Es lief gut: Peffgen konnte sich früher ein Auto leisten als seine Kumpels und feierte, damals noch Amateur, einige Erfolge: Platz sechs bei den Olympischen Spielen 1964 im Einzel-Straßenrennen, ein Jahr später Deutscher Meister. Danach wurde er treuer Helfer bei der Tour de France für Radstar Rudi Altig.

Auf einmal Weltmeister

Bald merkte er, dass es auf der Straße für ihn nicht zur Weltspitze reichte und er, wenn er viel fuhr, weit mehr Geld bei Bahn- und Steherrennen gewinnen konnte. Bei den Sechstagerennen etwa gab es kein Preisgeld für den Sieger. Der Veranstalter bezahlte den Fahrern - je nach ihrem Renommee - einen frei verhandelbaren Tagessatz. Peffgen bekam meist etwa 500 Mark.

Bis zu jenem 9. September 1978, der sein Leben veränderte "wie ein Lottogewinn". Danach konnte der Dauerfahrer seine Tagesgagen verdoppeln und verdreifachen. Denn Peffgen war plötzlich Weltmeister.

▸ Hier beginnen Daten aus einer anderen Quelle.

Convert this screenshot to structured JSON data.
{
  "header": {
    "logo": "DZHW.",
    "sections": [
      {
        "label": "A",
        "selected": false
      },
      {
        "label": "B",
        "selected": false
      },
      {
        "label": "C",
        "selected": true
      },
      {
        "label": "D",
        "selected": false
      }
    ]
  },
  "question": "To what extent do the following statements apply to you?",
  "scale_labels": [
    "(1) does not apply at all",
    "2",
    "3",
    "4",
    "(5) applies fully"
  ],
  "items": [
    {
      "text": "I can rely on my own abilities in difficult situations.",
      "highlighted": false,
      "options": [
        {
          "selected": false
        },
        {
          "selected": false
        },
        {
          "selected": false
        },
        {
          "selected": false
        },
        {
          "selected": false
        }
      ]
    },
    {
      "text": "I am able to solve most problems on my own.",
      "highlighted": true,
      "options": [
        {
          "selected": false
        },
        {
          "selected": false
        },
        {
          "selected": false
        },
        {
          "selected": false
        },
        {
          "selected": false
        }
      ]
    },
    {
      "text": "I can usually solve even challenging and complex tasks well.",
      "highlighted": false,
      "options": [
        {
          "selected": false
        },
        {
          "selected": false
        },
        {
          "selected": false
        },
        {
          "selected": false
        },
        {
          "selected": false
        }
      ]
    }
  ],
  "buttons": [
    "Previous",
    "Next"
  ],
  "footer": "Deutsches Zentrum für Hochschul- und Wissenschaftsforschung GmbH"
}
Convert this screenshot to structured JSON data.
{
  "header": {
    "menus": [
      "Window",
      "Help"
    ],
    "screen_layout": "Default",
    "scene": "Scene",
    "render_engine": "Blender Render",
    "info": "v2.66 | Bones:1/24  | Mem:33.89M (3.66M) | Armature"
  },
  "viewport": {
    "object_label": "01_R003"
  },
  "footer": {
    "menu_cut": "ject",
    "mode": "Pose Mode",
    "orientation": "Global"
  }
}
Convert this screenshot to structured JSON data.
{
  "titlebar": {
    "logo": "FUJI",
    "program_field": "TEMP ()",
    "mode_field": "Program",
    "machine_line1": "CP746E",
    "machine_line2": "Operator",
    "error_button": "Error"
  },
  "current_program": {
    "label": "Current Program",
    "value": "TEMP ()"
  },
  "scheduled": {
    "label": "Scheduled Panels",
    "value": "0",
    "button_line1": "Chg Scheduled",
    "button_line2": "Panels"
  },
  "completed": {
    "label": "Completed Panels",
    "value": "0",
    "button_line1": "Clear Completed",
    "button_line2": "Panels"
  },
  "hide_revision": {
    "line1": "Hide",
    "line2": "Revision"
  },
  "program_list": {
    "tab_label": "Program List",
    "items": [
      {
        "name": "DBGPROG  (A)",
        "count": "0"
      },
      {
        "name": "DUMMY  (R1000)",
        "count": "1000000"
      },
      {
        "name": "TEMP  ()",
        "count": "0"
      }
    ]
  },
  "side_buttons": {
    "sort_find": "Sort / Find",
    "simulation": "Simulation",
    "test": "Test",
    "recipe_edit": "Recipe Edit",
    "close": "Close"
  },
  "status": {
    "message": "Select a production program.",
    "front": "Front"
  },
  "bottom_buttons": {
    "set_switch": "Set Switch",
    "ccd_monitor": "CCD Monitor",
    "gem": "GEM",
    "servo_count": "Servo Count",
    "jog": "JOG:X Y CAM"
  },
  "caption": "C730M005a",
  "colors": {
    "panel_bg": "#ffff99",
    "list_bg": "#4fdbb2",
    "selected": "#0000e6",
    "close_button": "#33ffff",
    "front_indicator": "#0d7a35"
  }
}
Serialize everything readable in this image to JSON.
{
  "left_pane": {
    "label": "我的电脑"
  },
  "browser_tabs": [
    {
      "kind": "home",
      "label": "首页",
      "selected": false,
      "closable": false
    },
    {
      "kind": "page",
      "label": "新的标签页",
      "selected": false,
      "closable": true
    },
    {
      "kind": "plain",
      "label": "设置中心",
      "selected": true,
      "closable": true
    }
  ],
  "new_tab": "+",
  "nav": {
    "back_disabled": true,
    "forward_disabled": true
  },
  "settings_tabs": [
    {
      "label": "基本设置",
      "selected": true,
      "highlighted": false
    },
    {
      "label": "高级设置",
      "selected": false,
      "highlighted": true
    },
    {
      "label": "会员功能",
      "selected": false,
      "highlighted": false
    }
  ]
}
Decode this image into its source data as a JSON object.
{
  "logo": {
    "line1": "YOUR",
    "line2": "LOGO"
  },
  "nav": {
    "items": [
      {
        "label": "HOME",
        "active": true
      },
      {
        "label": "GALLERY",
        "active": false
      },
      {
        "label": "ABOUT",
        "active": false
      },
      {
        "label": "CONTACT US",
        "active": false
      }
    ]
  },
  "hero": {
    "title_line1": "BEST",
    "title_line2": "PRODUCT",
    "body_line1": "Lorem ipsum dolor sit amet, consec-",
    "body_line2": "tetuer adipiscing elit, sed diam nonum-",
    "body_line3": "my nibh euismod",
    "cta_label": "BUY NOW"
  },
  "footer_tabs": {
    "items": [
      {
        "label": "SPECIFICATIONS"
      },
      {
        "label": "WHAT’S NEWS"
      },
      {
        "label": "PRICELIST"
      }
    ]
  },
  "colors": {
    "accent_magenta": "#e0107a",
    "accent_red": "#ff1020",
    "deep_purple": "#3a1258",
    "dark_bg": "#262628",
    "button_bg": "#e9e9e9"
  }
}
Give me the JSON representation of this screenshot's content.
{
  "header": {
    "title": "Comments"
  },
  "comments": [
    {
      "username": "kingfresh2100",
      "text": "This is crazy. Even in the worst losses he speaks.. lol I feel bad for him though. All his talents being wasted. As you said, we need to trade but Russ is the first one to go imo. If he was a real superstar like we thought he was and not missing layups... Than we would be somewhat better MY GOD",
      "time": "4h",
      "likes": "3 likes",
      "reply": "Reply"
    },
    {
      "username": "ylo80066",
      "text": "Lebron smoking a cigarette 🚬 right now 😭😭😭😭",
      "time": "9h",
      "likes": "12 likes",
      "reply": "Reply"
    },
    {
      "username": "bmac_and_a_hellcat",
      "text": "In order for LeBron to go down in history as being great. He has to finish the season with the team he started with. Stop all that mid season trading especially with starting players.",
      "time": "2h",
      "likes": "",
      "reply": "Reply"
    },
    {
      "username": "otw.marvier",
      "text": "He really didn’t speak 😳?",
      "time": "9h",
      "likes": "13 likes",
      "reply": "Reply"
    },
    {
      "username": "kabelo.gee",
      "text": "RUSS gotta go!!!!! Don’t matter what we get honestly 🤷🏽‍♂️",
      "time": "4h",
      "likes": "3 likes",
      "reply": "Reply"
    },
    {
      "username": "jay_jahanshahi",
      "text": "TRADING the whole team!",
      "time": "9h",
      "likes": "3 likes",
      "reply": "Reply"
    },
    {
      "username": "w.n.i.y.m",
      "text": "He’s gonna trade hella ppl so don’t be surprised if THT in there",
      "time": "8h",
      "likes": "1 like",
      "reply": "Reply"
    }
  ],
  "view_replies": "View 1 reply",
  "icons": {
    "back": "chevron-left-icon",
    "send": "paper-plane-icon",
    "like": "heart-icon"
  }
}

Niemand hatte mit ihm bei den Steher-Weltmeisterschaften im süditalienischen Monteroni di Lecce gerechnet, am wenigsten er selber. Er war nicht richtig austrainiert, hatte zu viel am Haus gearbeitet, bei Testfahrten nervte der ständige Wind. Peffgen beging sogar eine Unaufmerksamkeit im Training. Um Unfälle zu vermeiden, mussten an den Motorrädern der Schrittmacher Abstandsstangen mit einer sich drehenden Rolle montiert sein. Peffgen fuhr nun versehentlich mit seinem Vorderrad gegen die Rolle seines Schrittmachers Dieter Durst.

So etwas war ihm noch nie passiert. "Ich hatte immer Angst, gegen die Rolle zu kommen und stets zehn Zentimeter Abstand gehalten", erzählt er. "Danach war der Bann gebrochen." Peffgen wusste nun: Er musste die Rolle schon fest touchieren, um zu stürzen. Die Angst war weg, und vielleicht ist er nur deswegen Weltmeister geworden. Danach jedenfalls dominierte er diese Disziplin wie kein anderer.

Noch 1980, mit 37 Jahren, wurde Peffgen im französischen Besançon zum dritten Mal Weltmeister. Jedes Jahr überlegte er nun, ob er nicht seine Karriere beenden sollte. Aber dann fuhr er den jungen Athleten doch wieder davon. Erst 1983, inzwischen völlig ergraut, hörte Peffgen auf - obwohl er immer noch Top-Platzierungen erzielte.

Bereut hat er seinen Ausstieg genauso wenig wie die Quälerei zuvor. Er fiel in kein Loch, arbeitete in der Firma seiner Frau, doch irgendwie ließ ihn seine Vergangenheit nicht los. Er wurde sportlicher Leiter von Sechstagerennen, eröffnete einen Radladen und denkt noch heute darüber nach, warum die umjubelten Bahnrennen so sehr an Zugkraft verloren haben. Die Straßenprofis verdienten zu gut, um sich das anzutun, glaubt er. Stars wie Rudi Altig und Eddy Merckx seien einst Sechstagerennen gefahren - heute sei so etwas undenkbar.

Peffgen hat immer noch die schmächtig-drahtige Figur eines Jockeys, er wirkt sportlich in seinen Turnschuhen. Fährt er immer noch Rad? Ja klar, ohne Sport könne er nicht leben, sagt Peffgen. Dann winkt er ab. Die 70 Kilometer, die er jedes Wochenende in zweieinhalb Stunden fahre, das sei doch nix.